Ripartire dall’identità è necessario ma è anche inevitabile, perché questa è l’unica possibilità che la Sicilia ha per rialzare la testa e pensare a un futuro concreto, in cui la cultura non sia solo vetrina. Si tratta, infatti, di un processo che investe naturalmente tutti i settori che possono garantire alla nostra terra uno sviluppo duraturo e consapevole.
Di che si tratta è presto detto: identità vuol dire mettere insieme beni culturali e archeologici, cultura teatrale e musicale, agricoltura, vini, ristorazione, mare, turismo, sotto un unico comune denominatore: la Sicilia, appunto.
Sembra una banalità, una scoperta dell’acqua calda, ma se pensiamo che nell’ultimo settantennio ha trionfato la logica dell’ognuno per sé e Dio per tutti, ovvero, quella dei compartimenti stagni non dialoganti fra loro, ci si accorge che in realtà si tratta di un’arma formidabile e autenticamente rivoluzionaria, proprio perché mai sperimentata in questa forma: la Sicilia quale identità da offrire al mondo.

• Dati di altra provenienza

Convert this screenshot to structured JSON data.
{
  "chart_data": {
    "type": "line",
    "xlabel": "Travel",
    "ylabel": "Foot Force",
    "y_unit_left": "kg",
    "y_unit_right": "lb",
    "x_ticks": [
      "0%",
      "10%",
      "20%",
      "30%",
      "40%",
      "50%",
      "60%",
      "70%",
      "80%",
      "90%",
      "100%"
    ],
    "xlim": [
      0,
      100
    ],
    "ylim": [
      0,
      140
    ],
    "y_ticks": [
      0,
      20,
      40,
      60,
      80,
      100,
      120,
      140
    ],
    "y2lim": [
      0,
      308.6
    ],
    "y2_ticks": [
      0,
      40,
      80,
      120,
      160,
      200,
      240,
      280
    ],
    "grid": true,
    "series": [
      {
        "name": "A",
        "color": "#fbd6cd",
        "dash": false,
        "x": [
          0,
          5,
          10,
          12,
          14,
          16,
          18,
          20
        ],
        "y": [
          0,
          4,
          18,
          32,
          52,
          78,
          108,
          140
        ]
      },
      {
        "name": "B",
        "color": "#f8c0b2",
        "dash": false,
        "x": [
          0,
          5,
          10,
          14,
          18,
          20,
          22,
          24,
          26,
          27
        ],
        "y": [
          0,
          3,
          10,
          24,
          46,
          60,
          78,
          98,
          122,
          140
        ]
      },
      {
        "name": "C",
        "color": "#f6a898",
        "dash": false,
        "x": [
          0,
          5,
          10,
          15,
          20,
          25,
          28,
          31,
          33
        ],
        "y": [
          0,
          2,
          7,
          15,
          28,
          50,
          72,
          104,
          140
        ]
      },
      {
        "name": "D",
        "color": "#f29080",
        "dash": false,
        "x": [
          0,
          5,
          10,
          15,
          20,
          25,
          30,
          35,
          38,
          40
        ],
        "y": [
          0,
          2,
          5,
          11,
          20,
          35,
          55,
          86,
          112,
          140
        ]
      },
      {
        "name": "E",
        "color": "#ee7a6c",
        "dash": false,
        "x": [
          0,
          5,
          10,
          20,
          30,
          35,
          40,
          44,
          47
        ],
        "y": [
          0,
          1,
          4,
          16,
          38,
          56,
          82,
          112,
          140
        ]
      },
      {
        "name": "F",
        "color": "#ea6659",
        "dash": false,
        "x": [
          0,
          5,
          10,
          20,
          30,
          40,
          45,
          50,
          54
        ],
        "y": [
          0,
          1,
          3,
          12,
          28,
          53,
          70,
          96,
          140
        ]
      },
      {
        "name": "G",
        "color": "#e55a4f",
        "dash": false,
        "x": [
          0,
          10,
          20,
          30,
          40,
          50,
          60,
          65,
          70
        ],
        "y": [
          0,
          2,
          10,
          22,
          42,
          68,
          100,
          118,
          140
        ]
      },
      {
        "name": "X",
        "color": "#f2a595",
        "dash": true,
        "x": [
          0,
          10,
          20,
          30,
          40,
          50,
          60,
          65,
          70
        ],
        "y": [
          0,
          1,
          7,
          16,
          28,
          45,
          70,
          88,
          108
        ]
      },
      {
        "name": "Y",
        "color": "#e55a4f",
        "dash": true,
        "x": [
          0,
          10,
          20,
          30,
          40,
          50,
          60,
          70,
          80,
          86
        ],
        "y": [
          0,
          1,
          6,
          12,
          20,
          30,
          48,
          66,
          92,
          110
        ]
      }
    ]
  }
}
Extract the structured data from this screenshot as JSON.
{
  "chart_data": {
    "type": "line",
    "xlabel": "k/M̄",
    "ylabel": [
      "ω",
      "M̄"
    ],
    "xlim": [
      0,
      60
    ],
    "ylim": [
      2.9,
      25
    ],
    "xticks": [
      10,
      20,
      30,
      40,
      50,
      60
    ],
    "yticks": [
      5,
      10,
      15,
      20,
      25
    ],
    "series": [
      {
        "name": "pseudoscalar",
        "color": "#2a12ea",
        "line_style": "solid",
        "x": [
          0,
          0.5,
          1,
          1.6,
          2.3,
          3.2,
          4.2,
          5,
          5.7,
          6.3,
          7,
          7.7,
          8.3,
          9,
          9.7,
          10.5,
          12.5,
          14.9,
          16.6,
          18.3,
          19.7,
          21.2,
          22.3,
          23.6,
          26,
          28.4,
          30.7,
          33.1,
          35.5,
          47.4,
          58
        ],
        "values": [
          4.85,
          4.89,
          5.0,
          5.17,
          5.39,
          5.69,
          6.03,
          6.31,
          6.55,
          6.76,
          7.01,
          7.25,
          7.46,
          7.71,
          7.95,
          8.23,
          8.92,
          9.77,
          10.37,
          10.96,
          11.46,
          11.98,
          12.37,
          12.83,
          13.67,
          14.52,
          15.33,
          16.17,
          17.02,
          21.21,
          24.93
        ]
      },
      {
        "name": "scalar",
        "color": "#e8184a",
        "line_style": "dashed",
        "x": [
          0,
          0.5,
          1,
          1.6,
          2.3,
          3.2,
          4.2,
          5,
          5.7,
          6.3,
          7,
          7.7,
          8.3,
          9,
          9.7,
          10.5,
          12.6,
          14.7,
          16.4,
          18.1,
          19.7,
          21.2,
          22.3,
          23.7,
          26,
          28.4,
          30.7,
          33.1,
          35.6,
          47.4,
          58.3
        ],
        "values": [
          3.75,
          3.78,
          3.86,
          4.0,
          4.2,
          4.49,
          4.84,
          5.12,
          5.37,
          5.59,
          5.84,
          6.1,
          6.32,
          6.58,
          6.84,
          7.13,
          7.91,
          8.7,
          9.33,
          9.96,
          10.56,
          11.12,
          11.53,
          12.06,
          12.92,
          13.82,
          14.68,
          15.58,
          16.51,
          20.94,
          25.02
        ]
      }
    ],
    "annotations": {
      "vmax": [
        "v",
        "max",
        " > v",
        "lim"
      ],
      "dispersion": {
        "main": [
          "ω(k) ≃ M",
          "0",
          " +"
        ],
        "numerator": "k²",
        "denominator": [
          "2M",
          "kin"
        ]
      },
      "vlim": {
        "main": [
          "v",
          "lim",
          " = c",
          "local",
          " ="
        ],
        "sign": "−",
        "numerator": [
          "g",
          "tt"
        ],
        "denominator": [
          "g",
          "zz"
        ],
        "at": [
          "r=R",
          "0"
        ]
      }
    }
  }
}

La Sicilia quale identità da imporre alla politica regionale e nazionale, affinché le scelte strategiche nel medio e nel lungo periodo sino tutte protese a realizzare questo obiettivo.
L’identità Sicilia è, perciò, un brand naturale nel quale a parlare è la nostra “specialità” in quanto, al contempo, isola (con tutto ciò che questo comporta) e più grande regione italiana: una regione eterogenea, un cosmo di possibilità che si offrono davanti ai nostri occhi.
Un universo, quello siciliano, che non a caso è rappresentato unitariamente dalla Trinacria, simbolo nel quale le tre gambe, i tre assi portanti, pur indicando apparentemente luoghi differenti, vanno in un’unica direzione e ruotano attorno a un unico centro. Ed è questo centro l’essenza stessa della Sicilia, che può e deve muovere una nuova politica che guardi alla nostra terra in modo diverso, perché attento osservatore.
È finito (fortunatamente) il tempo dell’assistenzialismo a pioggia che garantiva molti a scapito dello sviluppo ed è stata seppellita, soffocata dalla sua stessa ingordigia, l’era delle soluzioni clientelari bipartisan, grazie alle quali la Regione siciliana è stata considerata alla stregua di un bancomat da scassinare e svuotare.
Occorre costruire un tempo tutto nostro, in cui l’identità non sia più una bandiera da sventolare strumentalmente di tanto in tanto nel nome di un’ipocrita “autonomia” barattabile al migliore offerente, ma il segno distintivo della nuova politica. Una politica giovane e bella, che comprenda e incarni questa grande sfida.